Proudfit empathizes with students during a time of fear and uncertainty. He was an undergraduate at Columbia University in New York City in the late 1980s and early 1990s, some of the deadliest and darkest years of the AIDS epidemic in America. He enrolled feeling immune to the virus, but soon began losing friends and colleagues in the theater world.

“It’s felt like a time-warp,” Proudfit said, recalling how he and his then-girlfriend, now wife, would report to each other who’d died of AIDS or contracted the virus. “We’d read the papers and watch the news for notifications about new medicines or the government offering promises, and then the rug would get pulled out from under everyone with bad decision-making. There are the same sorts of frustrations now. It’s calling up a lot of the emotions I had at the time.”

In The AIDS Play, students study Terrence McNally’s “Love! Valour! Compassion!” which Proudfit calls “the pinnacle of the AIDS play.” On March 24, McNally died after contracting COVID-19.

“That someone who lived through that epidemic and saw all these loved ones pass away and wrote about that so eloquently, and yet is killed by coronavirus seems really cruel. It really hit me hard,” he said. “There’s no way McNally could have imagined this would be his death: Dying in a hospital in Florida from another virus outbreak. It’s strange and sad.”

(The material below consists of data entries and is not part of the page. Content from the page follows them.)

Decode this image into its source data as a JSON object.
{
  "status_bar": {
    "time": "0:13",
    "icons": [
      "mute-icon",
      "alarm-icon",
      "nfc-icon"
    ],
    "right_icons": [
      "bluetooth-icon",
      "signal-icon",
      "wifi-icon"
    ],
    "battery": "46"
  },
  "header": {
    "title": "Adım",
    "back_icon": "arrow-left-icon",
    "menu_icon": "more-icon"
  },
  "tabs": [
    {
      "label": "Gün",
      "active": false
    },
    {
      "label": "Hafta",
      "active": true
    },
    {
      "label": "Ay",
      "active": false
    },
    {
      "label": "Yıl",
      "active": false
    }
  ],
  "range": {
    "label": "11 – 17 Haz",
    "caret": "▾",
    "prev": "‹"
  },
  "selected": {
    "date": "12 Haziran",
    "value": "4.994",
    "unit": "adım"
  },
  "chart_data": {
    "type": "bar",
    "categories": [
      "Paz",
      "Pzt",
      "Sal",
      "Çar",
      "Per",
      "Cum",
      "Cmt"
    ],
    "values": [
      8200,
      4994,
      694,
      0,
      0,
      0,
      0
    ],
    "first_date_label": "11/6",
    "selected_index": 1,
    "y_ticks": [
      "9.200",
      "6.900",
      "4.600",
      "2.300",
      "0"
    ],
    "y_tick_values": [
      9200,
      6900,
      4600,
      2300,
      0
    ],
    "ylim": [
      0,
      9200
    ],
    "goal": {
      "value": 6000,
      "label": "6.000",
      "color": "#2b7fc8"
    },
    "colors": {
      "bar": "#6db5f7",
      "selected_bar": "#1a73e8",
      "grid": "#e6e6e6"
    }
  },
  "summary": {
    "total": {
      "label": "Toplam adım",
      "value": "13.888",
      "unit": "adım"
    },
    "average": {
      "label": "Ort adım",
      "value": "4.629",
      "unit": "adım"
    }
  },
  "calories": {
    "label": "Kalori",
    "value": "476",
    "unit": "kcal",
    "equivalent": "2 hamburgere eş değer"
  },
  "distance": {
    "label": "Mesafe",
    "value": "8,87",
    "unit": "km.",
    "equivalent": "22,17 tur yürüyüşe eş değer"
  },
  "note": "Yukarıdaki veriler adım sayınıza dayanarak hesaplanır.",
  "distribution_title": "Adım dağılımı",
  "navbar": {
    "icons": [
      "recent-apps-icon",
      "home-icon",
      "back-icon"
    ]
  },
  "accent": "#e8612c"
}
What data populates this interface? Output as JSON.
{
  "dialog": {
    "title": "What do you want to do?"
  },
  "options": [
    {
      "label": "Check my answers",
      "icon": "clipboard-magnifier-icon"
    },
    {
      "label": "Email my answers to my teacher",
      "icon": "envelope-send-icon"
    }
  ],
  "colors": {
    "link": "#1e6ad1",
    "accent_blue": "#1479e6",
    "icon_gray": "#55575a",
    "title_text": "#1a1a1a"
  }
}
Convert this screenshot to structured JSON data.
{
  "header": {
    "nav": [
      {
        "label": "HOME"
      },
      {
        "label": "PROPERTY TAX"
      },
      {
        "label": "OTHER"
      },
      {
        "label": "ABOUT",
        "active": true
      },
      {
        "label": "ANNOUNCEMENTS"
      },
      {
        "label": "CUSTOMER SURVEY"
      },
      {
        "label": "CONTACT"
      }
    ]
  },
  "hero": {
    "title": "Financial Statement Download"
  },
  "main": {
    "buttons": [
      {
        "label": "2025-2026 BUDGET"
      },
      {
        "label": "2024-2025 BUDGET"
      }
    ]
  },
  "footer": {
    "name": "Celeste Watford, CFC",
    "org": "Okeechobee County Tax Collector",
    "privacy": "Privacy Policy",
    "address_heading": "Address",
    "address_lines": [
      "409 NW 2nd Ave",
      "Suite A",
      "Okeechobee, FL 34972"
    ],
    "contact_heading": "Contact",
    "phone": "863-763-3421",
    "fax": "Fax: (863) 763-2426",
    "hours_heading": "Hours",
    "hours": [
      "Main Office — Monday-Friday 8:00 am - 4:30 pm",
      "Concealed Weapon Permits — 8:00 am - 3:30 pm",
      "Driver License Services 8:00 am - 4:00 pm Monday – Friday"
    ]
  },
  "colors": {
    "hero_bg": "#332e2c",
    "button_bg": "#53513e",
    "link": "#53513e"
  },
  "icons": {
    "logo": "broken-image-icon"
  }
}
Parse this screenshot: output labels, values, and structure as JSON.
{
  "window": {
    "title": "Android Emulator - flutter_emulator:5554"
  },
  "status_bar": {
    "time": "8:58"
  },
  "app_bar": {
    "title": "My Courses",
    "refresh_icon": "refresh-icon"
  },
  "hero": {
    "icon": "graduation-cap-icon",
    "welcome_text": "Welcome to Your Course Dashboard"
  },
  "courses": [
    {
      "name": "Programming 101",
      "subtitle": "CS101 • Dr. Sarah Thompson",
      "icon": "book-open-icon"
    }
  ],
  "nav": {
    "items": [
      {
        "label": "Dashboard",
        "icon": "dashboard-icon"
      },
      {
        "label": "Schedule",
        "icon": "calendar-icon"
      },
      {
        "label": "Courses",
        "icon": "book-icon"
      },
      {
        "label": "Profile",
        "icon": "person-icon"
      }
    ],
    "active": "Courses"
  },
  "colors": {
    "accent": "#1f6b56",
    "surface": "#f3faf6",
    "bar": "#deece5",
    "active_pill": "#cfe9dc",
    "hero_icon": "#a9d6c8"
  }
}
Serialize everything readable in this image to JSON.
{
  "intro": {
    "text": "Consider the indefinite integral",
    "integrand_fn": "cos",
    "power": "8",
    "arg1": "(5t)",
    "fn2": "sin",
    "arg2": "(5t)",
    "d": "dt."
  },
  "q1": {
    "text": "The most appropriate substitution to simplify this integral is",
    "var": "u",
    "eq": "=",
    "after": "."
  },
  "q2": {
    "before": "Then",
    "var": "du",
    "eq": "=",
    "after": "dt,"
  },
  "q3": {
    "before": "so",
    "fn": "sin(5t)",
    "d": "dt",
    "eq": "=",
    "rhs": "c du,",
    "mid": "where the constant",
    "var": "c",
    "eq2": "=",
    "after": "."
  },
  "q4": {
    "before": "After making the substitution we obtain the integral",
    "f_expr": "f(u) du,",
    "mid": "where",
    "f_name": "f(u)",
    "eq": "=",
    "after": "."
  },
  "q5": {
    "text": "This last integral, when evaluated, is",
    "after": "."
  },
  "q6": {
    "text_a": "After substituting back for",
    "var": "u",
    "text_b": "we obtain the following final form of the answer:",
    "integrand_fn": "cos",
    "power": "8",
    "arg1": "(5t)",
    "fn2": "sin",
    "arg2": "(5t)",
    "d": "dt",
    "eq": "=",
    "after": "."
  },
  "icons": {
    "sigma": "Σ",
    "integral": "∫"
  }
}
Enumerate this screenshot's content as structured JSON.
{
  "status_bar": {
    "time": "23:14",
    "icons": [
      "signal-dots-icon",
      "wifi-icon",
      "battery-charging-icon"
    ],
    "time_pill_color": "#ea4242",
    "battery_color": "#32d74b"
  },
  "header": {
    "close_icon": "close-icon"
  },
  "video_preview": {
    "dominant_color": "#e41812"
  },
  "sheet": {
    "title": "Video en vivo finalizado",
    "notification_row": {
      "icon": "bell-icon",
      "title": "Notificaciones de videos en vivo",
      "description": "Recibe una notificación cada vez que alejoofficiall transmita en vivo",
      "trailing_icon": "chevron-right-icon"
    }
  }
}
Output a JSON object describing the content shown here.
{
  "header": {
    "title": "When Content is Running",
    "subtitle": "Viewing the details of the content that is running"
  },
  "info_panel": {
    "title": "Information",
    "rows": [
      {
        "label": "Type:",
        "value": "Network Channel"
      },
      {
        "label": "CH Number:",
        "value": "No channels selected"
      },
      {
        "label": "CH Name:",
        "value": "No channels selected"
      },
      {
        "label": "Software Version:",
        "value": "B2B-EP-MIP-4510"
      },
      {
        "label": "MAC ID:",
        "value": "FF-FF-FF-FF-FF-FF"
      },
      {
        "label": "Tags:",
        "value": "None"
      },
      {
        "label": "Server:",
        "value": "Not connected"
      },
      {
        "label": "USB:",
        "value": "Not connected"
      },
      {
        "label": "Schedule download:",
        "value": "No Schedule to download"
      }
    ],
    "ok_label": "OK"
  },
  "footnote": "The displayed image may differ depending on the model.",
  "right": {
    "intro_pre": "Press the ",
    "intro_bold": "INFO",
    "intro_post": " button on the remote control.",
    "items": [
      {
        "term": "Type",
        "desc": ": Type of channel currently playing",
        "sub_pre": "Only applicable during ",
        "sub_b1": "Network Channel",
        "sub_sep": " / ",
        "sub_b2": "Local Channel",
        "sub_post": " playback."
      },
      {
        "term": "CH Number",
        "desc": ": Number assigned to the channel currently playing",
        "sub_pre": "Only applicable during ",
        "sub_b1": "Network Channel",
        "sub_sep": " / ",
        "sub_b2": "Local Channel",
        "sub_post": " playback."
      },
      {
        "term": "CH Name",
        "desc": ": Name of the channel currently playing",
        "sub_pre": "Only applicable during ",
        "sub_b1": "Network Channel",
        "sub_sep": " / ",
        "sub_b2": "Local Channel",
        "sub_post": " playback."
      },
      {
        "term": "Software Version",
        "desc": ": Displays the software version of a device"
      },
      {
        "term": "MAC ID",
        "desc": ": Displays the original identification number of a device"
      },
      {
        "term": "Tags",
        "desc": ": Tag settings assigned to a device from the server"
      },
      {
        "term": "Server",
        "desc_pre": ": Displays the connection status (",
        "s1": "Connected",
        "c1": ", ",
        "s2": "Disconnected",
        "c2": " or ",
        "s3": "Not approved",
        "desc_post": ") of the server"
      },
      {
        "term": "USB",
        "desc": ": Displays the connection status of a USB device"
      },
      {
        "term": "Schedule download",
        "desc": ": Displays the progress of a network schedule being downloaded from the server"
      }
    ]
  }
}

Dr. Anthony Fauci — who’s been beamed into our lives through daily White House briefings over the last several weeks — was also a central figure in the HIV/AIDS epidemic. Proudfit’s students become familiar with him through Randy Shilts’ “And the Band Played On” and other texts in The AIDS Play, watching him stumble through early messaging around HIV’s transmission as the head of the National Institutes of Health.

“Does knowing this history lead to hope or despair?” Proudfit asks to no clear answer, though with hope that Fauci learned from those earlier mistakes.

Proudfit again sympathizes with students in needing to be informed, but also being exhausted by a constant media stream around the virus. He quoted author Andrew Holleran writing about AIDS in his book “Ground Zero”: “… I suspect there is one thing and one thing only everyone wants to read, and that is the headline CURE FOUND.”

“I get that,” Proudfit said. “I’m in that place now. I was in that place back then. There’s a feeling that you want to cut yourself off. Yet, loneliness and self-isolation can lead to darkness.

“But there’s hope in these periods, too, and you see that in youth and smart young leaders. That’s why I teach: I have faith in these smart and compassionate students in my classes.”